As for specific reasons to reject "single payer", one need add little more about Medicare than it is 50% subsidized by the government, so the government has to borrow that subsidy from (mostly Chinese) bondholders -- to question the wisdom of extending its post-payment model still further. Its popularity is no endorsement at all. Everybody likes to get a dollar for fifty cents. In fact, few people seem to notice the Medicare payroll tax, thus the only cost people really notice is the Medicare premium. To them, it seems like a dollar of care for fifteen cents, because those other payments are in the past. I'm going to skip on and assume we will all get Health Savings Accounts, liberalized perhaps in a few ways. Any description harms nothing if you don't use it; it must work if you do use it. Or else, just describe Health (and Retirement) Savings Accounts as a single payer if you must. HRSAs are certainly cheaper than any other proposal and provide an outlet for pouring unused surplus into retirement funding.
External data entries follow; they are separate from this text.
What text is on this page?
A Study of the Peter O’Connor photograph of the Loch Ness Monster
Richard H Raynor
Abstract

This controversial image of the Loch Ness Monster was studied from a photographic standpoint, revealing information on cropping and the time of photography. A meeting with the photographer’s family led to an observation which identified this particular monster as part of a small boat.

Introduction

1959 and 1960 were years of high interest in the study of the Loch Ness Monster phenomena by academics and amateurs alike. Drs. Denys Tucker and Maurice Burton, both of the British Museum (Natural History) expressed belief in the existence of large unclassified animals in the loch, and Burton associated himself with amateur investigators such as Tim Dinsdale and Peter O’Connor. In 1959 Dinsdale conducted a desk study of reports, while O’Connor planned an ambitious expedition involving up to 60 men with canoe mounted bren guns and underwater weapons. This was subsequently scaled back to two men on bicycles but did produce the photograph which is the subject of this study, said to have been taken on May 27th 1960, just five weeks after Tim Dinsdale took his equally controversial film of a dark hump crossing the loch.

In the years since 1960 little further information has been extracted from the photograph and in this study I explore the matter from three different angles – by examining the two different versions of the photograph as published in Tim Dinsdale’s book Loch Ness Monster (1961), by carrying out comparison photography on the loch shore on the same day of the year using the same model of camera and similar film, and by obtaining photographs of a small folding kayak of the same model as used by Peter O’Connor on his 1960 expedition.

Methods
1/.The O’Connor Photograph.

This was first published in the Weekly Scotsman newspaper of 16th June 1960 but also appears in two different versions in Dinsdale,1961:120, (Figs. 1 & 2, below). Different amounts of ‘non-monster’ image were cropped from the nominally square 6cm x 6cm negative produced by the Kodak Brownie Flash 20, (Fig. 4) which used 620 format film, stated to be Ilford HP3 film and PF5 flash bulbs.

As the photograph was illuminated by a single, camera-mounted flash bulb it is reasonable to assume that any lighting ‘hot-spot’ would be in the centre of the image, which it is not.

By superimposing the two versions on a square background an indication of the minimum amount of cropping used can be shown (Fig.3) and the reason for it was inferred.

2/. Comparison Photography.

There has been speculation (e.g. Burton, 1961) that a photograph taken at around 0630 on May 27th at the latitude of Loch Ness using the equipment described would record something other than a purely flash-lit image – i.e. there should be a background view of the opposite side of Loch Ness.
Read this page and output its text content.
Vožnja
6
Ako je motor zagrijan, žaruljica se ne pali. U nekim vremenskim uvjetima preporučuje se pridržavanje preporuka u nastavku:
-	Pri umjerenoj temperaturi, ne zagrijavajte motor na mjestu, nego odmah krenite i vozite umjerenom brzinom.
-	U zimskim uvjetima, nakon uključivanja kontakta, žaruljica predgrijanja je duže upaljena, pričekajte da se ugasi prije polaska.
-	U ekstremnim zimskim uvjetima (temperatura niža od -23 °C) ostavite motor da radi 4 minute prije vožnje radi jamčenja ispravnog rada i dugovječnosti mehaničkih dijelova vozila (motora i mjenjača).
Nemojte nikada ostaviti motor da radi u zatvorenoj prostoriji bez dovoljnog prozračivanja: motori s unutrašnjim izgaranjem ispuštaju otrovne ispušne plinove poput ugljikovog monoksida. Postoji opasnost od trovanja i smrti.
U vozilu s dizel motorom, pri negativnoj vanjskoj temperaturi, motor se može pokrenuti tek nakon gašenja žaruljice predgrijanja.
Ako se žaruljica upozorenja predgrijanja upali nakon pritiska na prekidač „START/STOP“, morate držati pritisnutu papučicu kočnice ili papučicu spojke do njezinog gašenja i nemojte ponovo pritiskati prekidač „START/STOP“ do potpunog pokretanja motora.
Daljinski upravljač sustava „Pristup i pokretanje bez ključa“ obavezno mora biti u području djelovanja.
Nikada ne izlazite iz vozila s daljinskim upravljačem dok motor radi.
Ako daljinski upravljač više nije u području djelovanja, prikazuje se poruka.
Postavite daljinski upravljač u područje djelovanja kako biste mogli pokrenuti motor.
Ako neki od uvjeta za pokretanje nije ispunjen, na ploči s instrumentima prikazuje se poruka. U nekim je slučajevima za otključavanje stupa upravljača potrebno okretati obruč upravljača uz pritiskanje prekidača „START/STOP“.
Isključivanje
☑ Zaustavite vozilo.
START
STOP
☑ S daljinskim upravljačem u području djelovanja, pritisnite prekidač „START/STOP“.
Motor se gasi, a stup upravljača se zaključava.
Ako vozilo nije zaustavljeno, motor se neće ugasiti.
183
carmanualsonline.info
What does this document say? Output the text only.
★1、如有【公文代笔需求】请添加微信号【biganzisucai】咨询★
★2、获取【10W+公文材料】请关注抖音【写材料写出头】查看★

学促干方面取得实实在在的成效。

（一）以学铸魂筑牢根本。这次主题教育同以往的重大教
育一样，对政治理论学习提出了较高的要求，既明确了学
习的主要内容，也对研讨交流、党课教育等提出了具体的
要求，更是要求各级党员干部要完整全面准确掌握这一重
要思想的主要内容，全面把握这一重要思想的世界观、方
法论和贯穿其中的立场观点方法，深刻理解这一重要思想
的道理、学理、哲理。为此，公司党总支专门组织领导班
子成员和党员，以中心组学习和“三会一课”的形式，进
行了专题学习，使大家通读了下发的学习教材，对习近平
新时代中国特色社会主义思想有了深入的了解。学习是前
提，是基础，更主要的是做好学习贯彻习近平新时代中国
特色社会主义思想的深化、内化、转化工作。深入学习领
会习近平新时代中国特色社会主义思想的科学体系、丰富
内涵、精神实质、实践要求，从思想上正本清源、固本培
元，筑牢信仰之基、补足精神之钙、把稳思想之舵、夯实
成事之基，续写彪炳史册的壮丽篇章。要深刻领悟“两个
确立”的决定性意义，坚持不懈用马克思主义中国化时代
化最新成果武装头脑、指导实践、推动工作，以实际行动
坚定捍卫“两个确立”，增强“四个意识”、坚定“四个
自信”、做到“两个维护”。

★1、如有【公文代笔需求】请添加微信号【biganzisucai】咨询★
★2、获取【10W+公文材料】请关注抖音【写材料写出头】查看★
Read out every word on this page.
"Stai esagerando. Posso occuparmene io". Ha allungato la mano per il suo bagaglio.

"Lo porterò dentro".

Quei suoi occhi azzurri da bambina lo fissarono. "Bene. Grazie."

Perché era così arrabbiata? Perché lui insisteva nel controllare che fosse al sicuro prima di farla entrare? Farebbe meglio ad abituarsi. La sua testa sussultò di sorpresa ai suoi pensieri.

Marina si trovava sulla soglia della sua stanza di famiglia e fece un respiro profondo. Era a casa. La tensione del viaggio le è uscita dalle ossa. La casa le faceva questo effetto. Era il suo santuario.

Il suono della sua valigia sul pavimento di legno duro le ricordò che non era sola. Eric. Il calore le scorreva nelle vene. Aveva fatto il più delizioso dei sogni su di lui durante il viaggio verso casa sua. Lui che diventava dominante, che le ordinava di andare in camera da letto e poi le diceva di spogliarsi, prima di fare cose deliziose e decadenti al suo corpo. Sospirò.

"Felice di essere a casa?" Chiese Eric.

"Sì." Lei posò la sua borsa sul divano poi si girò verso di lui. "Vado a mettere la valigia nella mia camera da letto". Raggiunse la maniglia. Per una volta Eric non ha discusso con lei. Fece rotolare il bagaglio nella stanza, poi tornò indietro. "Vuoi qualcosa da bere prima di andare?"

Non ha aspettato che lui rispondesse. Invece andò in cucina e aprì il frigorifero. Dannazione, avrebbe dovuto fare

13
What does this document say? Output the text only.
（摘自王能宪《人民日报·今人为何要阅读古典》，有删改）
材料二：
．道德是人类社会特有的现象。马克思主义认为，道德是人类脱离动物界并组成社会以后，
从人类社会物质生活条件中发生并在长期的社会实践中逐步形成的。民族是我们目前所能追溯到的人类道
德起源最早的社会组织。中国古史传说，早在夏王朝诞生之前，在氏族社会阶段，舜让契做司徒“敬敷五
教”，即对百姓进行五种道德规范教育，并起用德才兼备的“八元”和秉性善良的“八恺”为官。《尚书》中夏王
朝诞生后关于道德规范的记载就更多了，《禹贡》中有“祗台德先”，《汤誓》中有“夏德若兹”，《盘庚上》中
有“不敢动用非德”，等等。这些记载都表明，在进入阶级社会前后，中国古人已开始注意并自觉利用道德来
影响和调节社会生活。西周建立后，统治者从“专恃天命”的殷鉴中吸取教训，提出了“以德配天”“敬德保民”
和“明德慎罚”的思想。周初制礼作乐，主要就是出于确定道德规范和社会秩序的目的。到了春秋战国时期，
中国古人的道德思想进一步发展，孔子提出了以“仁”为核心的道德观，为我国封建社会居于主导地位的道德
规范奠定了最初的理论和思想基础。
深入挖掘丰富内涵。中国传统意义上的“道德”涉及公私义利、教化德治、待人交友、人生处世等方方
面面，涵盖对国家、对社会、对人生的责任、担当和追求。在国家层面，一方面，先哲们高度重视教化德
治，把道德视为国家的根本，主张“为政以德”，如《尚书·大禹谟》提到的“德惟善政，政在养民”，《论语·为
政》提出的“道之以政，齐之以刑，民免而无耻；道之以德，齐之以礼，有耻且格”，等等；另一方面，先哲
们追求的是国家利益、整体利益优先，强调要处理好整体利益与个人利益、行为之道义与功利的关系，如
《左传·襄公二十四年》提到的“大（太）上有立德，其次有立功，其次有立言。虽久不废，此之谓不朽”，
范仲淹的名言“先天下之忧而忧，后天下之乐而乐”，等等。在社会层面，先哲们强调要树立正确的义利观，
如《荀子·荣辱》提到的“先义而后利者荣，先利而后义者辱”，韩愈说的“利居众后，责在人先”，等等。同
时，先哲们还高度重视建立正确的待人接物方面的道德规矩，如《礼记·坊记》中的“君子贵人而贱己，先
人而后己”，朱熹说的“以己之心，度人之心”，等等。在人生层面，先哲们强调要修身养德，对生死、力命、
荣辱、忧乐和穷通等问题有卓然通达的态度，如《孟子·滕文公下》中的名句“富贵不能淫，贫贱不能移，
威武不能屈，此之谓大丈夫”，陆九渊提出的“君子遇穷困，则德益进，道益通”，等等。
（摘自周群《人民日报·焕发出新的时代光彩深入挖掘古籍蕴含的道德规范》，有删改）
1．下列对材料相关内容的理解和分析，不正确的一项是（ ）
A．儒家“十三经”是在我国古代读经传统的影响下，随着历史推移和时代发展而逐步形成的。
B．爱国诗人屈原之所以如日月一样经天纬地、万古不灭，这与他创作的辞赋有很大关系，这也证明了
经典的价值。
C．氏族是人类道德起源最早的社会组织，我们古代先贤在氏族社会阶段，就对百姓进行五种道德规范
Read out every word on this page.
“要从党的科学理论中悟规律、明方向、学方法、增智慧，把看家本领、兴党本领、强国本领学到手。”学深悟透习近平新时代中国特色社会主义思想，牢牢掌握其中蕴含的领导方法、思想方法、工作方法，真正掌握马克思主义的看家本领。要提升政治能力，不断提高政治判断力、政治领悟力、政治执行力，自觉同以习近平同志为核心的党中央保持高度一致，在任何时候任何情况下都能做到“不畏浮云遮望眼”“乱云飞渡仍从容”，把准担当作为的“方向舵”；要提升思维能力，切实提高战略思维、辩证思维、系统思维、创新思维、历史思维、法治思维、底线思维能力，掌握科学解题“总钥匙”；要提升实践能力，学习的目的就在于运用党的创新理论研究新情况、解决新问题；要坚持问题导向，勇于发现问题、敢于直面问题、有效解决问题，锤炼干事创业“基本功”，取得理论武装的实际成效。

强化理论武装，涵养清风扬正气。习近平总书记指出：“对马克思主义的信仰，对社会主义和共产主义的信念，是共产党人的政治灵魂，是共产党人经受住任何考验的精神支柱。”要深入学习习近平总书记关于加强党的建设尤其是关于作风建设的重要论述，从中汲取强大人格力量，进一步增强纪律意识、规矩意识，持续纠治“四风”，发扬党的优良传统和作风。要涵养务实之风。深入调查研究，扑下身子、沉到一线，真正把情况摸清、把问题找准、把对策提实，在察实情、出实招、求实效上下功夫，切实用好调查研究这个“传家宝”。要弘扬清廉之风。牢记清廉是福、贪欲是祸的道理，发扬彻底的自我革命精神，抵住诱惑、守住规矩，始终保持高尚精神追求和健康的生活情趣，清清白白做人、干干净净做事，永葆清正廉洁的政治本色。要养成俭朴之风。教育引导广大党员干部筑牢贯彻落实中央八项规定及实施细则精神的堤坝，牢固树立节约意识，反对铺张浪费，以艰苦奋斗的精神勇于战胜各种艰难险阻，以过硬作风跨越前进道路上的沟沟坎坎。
If you wanted "to demagogue" the HSA idea, you might claim if you put enough money into it, a dollar's worth of care would come out the other end for a penny. But, please. HSAs might cut the price of care in half, but that's about the limit, after a lot of effort. The most recent rejector of single payer, defined by him as the Canadian system, was by Jonathan Oberlander in the New England Journal, who says he prefers the Affordable Care Act. It's more typical that Liberals advocate single payer because it isn't the Affordable Care Act.